Other numbers from Q1 were positive, with the Ministry of Economic Affairs (MOEA) reporting that exports expanded at a faster-than-expected rate of 16.2% annually to reach US$173.13 billion, marking Taiwan’s best first-quarter performance ever. March was also good, as industrial production rose by more than 2% year-on-year, marking the 26th consecutive month of growth. Additionally, MOEA data showed that the food and beverage sector generated record-breaking Q1 revenue of NT$217.4 billion, up 4.9% from a year earlier.

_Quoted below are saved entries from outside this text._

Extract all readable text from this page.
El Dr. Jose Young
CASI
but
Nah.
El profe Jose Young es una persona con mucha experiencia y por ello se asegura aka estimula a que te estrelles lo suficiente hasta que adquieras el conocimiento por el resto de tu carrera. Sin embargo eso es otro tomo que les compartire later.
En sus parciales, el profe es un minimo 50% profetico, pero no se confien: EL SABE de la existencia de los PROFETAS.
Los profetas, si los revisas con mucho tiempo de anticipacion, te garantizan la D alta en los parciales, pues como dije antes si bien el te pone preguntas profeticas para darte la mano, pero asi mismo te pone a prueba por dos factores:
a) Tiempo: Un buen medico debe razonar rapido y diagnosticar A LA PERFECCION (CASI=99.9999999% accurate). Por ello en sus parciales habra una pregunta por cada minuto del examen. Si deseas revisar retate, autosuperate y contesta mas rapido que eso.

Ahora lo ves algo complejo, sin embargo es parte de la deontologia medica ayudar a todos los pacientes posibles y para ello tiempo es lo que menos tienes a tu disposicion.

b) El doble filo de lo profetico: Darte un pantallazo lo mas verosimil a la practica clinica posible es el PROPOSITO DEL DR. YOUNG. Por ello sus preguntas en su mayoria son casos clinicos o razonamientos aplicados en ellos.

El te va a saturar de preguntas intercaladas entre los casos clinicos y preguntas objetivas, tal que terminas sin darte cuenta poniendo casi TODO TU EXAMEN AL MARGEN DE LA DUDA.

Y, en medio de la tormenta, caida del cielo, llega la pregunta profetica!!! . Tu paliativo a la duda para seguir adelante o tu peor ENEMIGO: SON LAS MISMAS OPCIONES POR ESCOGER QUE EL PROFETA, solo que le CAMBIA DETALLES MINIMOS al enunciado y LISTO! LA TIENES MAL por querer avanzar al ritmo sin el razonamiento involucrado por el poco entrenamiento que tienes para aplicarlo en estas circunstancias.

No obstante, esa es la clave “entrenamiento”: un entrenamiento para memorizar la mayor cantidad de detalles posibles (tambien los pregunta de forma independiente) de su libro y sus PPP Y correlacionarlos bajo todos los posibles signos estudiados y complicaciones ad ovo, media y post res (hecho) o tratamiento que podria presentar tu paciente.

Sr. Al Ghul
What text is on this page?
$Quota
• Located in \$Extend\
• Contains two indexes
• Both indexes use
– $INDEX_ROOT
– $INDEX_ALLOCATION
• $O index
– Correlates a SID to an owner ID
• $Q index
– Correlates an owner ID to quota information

March numbers from the Central Bank showed that securities accounts had their most significant monthly drop in 12 years, as a decline in stock prices drove retail and institutional investors to trim their positions or sit on the sidelines. Other investors expressed confidence, however, with Investment Commission data showing foreign direct investment (FDI) in Q1 soaring 125.61% from a year earlier, mainly due to large investments in green energy and Japan’s Hitachi taking a controlling stake in Taiwanese elevator supplier Yungtay Engineering. While big players remained committed to significant investments, smaller investors were more cautious, with the number of approved FDI applications in Q1 falling 15.36% from last year to 562.
According to final budgetary figures for 2021 released by Premier Su Tseng-chang, Taiwan’s central government ran a record-high budget surplus of NT$297.1 billion, compared to the original forecast of a deficit of NT$82.4 billion. After debt repayments, the government ran a net surplus of NT$177.1 billion.